Thursday, February 6, 2014

Berkeley, Oakland Scramble to Find Beds for Homeless in Cold Weather

By Doug Oakley
Staff Writer
Bay Area News Group
doakley@bayareanewsgroup.com

BERKELEY -- As the cold and rainy season approaches, Oakland and Berkeley officials are scrambling to increase homeless shelter capacity in their cities for up to 100 individuals after a jointly run facility at the former Oakland Army Base was permanently closed in the spring. 

For Oakland, that means bringing up to 50 homeless individuals to a shelter downtown starting this week. In Berkeley, another 28 will be housed in existing shelters wherever they can find space to put a cot, officials said. 

The Oakland Army Base shelter, run by the two cities for 12 years in an industrial area of West Oakland far from any residential or business areas, was torn down, and the area is slated for redevelopment. 

Jane Micallef, director of Berkeley's Health Housing and Community Services Department, said staff from the two cities tried but could not find a good alternative shelter for the winter months. 

"The challenge with a winter shelter is if you are looking for a place that is seasonal that you can leave set up, it's very difficult to find," Micallef said. "We were very committed to continuing the partnership with Oakland, but we just ran out of time." 

Although the shelter at the former base was a good place to get people out of the cold during the winter, it was not that easy to get people there. Berkeley spent $42,000 a year on BART tickets for people to ride to West Oakland where they would board a shuttle to the Army Base. On the same bus were Oakland's homeless, coming from the downtown area each day. 

In Oakland, individuals needing shelter during the winter who would normally go to the Army Base will be referred to the Henry Robinson Multi Service Center at 559 16th St., said Susan Shelton, manager of community housing services, during a subcommittee meeting of the Oakland City Council last week. 

In addition to offering emergency winter shelter to 50 single adults in the basement at that site, also known as Hotel Touraine, it will house at least another 100 upstairs who will get case management services so they can find permanent housing, said Lucy Kasdin, housing director for Bay Area Community Services, which is now running the shelter. 

Athena Juarez, 34, who has been living in her car for the past year, said she is happy the shelter is now taking single adults. Until now, the building was used solely for homeless families, but most of them have made it to permanent housing. 

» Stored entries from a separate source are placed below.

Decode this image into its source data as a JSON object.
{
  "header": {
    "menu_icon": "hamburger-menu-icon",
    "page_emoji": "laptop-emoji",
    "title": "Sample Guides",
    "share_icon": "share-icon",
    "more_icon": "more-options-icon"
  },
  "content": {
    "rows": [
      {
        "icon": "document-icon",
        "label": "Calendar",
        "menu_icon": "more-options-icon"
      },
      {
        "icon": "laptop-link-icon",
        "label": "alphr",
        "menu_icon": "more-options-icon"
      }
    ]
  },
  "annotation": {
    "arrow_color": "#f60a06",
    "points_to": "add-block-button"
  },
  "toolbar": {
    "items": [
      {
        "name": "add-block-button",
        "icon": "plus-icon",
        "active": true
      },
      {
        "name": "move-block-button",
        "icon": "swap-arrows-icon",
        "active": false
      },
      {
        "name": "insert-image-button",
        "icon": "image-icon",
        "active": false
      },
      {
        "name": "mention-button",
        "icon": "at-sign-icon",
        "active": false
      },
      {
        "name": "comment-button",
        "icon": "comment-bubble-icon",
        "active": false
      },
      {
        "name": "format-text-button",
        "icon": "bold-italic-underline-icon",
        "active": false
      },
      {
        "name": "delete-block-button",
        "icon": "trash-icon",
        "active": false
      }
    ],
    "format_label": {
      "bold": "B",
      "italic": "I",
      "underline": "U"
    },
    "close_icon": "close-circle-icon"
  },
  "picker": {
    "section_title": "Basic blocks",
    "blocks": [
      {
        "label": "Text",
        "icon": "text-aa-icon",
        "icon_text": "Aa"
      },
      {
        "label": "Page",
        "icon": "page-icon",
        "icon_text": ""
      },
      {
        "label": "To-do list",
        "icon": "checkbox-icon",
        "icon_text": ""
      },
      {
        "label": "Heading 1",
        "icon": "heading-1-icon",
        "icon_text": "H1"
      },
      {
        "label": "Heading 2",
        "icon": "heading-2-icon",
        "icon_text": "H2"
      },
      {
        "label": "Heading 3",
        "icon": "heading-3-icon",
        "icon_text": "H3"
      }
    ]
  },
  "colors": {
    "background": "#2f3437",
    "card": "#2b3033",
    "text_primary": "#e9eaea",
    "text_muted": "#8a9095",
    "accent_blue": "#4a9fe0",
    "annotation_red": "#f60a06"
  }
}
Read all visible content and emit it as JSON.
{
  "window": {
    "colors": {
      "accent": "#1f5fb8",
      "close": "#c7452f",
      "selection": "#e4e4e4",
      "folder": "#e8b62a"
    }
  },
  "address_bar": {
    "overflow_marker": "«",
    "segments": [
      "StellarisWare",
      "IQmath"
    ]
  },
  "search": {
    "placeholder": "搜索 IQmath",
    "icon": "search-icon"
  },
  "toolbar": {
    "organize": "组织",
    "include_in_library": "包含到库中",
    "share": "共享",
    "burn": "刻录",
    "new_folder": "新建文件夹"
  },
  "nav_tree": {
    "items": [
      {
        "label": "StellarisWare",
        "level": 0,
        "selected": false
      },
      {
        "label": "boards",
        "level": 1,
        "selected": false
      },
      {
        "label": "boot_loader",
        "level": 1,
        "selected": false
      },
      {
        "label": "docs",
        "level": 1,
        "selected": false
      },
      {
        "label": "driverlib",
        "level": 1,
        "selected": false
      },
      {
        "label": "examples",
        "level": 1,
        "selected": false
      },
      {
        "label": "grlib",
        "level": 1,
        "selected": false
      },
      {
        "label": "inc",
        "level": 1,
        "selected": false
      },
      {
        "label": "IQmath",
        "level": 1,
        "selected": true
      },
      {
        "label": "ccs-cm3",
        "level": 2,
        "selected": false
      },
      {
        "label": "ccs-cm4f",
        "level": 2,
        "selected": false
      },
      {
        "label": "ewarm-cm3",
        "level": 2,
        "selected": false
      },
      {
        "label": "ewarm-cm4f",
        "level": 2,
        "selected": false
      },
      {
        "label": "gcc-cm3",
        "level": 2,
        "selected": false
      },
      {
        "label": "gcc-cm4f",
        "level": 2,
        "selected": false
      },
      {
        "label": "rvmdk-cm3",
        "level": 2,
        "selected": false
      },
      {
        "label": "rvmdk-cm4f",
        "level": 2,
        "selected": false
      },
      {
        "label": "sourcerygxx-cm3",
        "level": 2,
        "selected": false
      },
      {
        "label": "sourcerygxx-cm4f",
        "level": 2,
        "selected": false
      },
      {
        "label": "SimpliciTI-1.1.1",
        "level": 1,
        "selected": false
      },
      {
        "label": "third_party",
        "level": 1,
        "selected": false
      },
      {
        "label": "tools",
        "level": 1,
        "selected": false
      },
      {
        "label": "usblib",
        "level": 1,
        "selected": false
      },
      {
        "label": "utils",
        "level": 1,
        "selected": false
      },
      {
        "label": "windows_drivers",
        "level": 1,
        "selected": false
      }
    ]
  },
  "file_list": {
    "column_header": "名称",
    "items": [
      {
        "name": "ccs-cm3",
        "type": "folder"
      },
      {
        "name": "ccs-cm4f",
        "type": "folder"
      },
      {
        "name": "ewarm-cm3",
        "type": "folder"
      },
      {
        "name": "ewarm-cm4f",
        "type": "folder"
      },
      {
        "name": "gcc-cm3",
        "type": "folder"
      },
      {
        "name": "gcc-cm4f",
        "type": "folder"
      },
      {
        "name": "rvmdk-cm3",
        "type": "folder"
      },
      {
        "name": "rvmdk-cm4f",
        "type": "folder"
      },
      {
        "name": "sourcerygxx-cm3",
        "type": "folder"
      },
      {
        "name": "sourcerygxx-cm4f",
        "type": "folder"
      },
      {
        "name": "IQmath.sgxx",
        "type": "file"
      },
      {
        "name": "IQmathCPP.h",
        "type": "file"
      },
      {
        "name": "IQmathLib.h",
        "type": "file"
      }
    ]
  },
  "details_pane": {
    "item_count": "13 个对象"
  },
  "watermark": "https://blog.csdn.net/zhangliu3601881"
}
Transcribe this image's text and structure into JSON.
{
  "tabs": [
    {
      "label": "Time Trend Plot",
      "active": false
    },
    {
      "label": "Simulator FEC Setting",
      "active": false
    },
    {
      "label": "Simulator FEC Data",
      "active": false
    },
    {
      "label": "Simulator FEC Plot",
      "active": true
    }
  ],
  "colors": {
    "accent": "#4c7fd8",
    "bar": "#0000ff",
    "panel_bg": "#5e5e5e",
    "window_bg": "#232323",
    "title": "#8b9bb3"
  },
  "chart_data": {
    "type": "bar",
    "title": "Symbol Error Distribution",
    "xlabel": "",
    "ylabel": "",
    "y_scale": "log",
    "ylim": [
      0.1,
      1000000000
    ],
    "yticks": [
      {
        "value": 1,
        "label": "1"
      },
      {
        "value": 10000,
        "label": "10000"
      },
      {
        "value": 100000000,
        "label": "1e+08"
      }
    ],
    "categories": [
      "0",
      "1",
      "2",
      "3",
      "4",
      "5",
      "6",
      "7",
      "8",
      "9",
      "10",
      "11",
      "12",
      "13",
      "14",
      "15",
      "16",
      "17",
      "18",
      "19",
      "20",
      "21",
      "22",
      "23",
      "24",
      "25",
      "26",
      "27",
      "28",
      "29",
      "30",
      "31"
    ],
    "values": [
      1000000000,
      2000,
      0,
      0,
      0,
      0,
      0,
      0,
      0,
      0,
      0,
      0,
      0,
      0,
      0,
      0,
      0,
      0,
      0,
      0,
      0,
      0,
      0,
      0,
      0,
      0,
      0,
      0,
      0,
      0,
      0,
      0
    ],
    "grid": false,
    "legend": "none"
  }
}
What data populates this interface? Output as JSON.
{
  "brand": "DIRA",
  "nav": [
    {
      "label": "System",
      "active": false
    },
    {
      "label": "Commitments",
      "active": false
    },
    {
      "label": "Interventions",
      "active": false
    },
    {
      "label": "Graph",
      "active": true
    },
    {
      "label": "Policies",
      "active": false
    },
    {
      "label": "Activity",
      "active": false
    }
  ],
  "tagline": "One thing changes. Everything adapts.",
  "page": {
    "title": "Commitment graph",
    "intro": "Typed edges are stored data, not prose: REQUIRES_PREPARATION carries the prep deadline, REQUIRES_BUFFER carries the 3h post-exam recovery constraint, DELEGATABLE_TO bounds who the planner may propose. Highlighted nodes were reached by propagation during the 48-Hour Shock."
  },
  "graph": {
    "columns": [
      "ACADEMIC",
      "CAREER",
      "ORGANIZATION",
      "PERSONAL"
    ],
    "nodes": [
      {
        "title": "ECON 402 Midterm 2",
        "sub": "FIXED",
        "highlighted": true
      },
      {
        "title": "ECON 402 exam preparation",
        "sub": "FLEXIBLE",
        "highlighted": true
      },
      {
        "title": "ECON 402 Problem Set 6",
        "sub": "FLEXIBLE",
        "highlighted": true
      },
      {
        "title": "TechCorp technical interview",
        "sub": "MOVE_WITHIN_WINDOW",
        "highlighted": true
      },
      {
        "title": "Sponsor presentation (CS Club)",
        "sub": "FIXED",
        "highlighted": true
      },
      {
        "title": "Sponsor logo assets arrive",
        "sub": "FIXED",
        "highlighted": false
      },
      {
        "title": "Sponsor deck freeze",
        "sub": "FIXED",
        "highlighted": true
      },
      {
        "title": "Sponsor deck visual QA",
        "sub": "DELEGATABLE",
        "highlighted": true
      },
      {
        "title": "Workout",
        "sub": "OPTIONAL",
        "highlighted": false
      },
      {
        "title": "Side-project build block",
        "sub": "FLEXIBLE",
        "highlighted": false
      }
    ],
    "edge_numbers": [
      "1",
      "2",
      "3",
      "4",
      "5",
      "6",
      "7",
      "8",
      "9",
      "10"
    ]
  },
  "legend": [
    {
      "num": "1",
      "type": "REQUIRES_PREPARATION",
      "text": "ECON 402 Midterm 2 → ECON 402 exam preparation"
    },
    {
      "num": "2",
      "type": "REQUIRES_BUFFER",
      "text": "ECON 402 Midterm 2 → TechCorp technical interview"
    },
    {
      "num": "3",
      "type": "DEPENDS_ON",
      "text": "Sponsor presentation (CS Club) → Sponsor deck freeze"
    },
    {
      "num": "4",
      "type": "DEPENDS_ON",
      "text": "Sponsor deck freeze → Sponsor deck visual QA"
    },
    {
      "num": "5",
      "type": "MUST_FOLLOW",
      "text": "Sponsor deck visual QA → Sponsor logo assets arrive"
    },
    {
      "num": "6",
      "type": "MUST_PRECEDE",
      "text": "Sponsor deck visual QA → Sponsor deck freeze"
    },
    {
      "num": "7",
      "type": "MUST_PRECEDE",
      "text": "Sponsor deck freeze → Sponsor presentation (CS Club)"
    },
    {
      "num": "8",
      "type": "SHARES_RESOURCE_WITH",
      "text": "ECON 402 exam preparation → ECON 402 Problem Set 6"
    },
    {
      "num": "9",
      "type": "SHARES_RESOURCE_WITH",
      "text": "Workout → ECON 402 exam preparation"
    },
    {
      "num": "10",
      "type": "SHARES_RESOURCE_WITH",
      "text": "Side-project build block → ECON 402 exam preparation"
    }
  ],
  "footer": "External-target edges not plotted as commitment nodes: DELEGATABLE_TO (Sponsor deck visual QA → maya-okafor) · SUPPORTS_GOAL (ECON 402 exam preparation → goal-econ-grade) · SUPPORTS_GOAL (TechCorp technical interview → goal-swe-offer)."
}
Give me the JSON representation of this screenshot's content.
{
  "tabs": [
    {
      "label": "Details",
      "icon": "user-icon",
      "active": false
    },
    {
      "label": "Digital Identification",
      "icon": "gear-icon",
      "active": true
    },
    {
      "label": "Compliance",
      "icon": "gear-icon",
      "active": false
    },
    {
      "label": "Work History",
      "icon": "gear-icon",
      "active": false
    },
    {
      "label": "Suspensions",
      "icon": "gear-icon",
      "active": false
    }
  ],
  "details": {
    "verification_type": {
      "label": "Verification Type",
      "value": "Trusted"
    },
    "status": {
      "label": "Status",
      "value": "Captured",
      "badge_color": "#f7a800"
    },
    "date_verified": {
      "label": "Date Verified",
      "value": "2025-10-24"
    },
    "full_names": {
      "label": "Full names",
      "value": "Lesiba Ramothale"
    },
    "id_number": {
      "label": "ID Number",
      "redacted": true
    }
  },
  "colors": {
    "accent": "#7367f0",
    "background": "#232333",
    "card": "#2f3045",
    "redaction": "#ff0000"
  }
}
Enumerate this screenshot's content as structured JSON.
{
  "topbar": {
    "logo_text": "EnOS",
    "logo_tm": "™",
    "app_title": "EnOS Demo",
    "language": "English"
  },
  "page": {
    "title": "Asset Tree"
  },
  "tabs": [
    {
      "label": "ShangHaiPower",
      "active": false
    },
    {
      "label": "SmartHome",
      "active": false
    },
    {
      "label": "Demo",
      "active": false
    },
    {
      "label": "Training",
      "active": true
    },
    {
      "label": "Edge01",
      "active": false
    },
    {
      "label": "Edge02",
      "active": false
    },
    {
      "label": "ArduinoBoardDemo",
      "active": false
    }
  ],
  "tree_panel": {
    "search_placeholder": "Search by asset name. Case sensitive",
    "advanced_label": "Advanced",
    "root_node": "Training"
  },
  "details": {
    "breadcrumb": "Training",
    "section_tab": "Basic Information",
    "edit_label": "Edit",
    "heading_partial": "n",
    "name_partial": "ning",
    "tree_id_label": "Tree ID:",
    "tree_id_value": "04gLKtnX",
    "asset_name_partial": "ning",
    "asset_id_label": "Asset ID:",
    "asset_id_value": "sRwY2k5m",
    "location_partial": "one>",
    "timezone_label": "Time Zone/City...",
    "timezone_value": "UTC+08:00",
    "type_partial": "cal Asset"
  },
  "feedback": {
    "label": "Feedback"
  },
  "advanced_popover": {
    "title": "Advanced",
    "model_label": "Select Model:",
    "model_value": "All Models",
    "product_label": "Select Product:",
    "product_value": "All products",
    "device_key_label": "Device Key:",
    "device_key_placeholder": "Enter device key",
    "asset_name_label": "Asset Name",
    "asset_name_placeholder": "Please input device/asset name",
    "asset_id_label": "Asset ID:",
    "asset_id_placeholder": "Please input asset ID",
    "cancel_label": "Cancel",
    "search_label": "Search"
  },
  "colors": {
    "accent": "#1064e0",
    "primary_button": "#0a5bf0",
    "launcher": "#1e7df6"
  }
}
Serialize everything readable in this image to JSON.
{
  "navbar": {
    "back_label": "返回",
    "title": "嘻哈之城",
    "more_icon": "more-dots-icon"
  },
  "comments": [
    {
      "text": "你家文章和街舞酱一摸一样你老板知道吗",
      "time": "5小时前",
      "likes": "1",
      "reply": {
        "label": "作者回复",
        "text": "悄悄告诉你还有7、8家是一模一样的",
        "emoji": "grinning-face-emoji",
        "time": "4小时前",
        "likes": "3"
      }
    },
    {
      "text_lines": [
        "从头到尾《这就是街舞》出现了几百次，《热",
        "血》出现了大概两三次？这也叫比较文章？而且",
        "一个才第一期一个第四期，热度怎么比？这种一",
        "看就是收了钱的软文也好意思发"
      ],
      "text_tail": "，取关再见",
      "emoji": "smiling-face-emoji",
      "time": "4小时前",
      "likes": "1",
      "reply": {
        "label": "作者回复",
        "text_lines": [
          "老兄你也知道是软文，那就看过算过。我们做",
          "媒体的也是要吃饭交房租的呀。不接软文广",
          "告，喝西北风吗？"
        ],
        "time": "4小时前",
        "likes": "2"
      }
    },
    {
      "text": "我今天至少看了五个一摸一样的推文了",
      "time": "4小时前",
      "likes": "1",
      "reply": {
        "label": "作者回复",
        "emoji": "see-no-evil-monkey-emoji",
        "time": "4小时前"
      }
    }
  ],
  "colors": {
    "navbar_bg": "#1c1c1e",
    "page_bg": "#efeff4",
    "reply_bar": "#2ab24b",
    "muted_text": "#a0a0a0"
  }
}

"I'm so glad a place like this has opened up," Juarez said. "There are other shelters, but they only give you 90 days, then you're back in your car. If this place didn't take single adults, I would be on the curb somewhere." 

During the City Council meeting, Shelton acknowledged that the change from families to single adults at Hotel Touraine will bring more homeless into downtown Oakland this winter. 

"We hope to track that to see if anything different is happening downtown," Shelton told council members. "And we will be vigilant." 

Shelton said that Oakland has $171,000 to spend at the site's emergency shelter in the basement this winter and that it will close when the money runs out. 

"We want to run it from mid-November until April, but if our resources run out, we'll close before," she said. 

In Berkeley, the city is rerouting $103,000 from the Oakland Army Base shelter to increase capacity at three existing agencies: 18 more beds at the Berkeley Food and Housing Project men's and women's shelters, about five new beds at a shelter run by Building Opportunities for Self Sufficiency on Harrison Street and five more at the Dorothy Day House in the First Congregational Church on Channing Way. 

"It's going to be tight for sure in both of our shelters," said Lara Tannenbaum, director of client services for the Berkeley Food and Housing Project. "And we're going to need donations of sheets, blankets, towels, pajamas and sweatpants, because we don't have money for those things." 

Michael Nelson, program manager for Building Opportunities for Self Sufficiency, said his shelter will add beds in hallways, classrooms and anywhere they can fit them.